Accelerated machine learning
Machine learning (ML) has enabled breakthroughs across a variety of business and research problems, from strengthening network security to improving the accuracy of medical diagnoses. Because training and running deep learning models can be computationally demanding, we built the Tensor Processing Unit (TPU), an ASIC designed from the ground up for machine learning that powers several of our major products, including Translate, Photos, Search, Assistant, and Gmail. Cloud TPU empowers businesses everywhere to access this accelerator technology to speed up their machine learning workloads on Google Cloud.
Built for AI on Google Cloud
Architected to run cutting-edge machine learning models with AI services on Google Cloud, Cloud TPU delivers the computational power to transform your business or create the next research breakthrough. With a custom high-speed network that allows TPUs to work together on ML workloads, Cloud TPU can provide up to 11.5 petaflops of performance in a single pod.
Iterate faster on your ML solutions
Training a machine learning model is analogous to compiling code. Models need to be trained over and over as apps are built, deployed, and refined, so it needs to happen fast and cost-effectively. Cloud TPU provides the performance and cost ideal for ML teams to iterate faster on their solutions.

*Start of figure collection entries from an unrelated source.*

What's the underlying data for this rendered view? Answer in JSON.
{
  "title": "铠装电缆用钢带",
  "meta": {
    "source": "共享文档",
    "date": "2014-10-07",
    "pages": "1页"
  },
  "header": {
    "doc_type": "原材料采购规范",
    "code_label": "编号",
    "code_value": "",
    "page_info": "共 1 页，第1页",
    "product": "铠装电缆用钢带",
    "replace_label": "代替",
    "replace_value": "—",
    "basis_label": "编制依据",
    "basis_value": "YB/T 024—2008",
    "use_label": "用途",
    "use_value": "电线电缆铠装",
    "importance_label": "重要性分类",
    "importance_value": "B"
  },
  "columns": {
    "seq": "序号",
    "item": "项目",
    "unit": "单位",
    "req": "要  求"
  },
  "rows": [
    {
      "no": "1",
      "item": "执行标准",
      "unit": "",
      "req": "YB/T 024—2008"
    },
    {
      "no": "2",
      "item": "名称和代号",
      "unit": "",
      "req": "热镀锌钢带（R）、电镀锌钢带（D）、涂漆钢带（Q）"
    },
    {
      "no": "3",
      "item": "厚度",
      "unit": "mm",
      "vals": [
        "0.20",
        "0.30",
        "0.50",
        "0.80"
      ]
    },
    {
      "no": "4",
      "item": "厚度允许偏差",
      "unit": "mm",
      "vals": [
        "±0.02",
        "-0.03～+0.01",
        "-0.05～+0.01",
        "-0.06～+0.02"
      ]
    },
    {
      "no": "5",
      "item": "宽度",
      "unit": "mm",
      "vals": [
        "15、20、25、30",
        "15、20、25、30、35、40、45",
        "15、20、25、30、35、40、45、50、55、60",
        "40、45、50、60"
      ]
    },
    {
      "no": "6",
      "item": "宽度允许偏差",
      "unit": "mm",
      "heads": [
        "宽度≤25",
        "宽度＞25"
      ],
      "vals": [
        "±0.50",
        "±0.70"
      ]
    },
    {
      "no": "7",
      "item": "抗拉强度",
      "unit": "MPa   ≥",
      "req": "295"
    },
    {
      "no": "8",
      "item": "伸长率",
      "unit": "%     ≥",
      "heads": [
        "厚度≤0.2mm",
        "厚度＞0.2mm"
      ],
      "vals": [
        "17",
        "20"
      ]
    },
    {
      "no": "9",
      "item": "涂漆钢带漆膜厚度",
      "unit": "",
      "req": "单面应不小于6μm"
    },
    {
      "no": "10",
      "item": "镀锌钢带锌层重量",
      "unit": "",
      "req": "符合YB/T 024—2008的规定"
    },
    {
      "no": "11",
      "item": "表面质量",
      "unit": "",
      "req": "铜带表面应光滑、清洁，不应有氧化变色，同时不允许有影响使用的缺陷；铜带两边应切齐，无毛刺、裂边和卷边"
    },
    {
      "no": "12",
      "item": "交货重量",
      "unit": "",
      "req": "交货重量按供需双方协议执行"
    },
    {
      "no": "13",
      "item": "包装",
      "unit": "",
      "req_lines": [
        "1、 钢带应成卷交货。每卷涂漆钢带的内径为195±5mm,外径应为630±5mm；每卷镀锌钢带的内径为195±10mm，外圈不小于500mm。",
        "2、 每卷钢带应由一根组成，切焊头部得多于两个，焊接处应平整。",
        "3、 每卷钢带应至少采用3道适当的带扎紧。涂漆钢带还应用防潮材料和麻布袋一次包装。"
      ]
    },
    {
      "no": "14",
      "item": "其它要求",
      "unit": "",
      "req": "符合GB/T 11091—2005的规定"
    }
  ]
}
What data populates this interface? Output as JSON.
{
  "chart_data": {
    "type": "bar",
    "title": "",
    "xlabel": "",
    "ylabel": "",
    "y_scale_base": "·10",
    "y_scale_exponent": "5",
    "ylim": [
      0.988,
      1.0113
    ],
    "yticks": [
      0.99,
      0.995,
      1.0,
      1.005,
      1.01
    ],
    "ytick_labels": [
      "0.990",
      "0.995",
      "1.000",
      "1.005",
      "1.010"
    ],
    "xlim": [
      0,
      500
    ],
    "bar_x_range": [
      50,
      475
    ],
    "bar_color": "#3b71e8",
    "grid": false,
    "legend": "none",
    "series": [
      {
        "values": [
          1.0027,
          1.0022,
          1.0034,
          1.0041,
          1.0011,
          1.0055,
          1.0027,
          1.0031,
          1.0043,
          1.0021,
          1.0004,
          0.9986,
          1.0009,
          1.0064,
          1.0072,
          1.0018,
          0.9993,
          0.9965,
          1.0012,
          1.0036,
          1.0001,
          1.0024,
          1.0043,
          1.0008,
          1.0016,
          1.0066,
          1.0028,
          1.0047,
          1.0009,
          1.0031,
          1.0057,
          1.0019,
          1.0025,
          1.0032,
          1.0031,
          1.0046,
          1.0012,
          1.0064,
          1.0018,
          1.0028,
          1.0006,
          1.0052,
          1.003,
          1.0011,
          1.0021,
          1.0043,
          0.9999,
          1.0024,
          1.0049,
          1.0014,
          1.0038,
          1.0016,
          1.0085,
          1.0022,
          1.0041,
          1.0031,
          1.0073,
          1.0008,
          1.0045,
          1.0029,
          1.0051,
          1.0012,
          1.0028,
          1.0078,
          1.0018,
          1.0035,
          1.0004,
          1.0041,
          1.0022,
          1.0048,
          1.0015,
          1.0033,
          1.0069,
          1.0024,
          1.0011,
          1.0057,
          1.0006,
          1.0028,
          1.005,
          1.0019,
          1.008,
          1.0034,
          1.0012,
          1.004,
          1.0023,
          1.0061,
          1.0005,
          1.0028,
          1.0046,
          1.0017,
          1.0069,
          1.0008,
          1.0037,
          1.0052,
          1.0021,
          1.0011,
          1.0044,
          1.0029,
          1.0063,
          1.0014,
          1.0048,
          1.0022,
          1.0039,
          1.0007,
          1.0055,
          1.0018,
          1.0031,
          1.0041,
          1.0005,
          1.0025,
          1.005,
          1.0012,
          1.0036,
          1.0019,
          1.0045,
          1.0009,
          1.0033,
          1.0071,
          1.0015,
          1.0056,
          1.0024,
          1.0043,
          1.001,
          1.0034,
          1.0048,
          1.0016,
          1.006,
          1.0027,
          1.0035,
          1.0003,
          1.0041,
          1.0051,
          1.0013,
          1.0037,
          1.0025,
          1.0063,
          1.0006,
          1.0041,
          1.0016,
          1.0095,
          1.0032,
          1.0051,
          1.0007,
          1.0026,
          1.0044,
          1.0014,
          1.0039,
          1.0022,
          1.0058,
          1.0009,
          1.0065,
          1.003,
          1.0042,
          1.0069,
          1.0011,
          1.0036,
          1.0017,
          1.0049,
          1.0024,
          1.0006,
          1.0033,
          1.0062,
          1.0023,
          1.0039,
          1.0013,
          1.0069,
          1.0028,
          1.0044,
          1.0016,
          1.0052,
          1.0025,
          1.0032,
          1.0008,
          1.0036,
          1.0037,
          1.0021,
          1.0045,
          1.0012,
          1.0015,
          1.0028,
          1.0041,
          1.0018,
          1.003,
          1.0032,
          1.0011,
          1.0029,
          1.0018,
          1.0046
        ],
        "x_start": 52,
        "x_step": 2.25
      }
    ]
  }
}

Proven, state-of-the-art models
Use Google-qualified reference models optimized for performance, accuracy, and quality to build solutions for many real world use cases. Just bring your data, download a reference model, and train.
Cloud TPU v2
64 GB High Bandwidth Memory (HBM)
Cloud TPU v3 Alpha
128 GB HBM
Cloud TPU v2 Pod Alpha
4 TB HBM
2-D toroidal mesh network
CLOUD TPU FEATURES
Use proven Google-qualified reference models, optimized for performance, accuracy, and quality for many real-world use cases of object detection, language modeling, sentiment analysis, translation, image classification, and more.
At their core, Cloud TPUs and Google Cloud’s Data and Analytics services are fully integrated with other GCP offerings, providing unified access across the entire service line. Run machine learning workloads on Cloud TPUs and benefit from Google Cloud Platform’s industry-leading storage, networking, and data analytics technologies.
You can connect to Cloud TPUs from custom VM types, which can help you optimally balance processor speeds, memory, and high-performance storage resources for your individual workloads.
Save money by using preemptible Cloud TPUs for fault-tolerant machine learning workloads, such as long training runs with checkpointing or batch prediction on large datasets. Preemptible Cloud TPUs are 70% cheaper than on-demand instances, making everything from your first experiments to large-scale hyperparameter searches more affordable than ever before.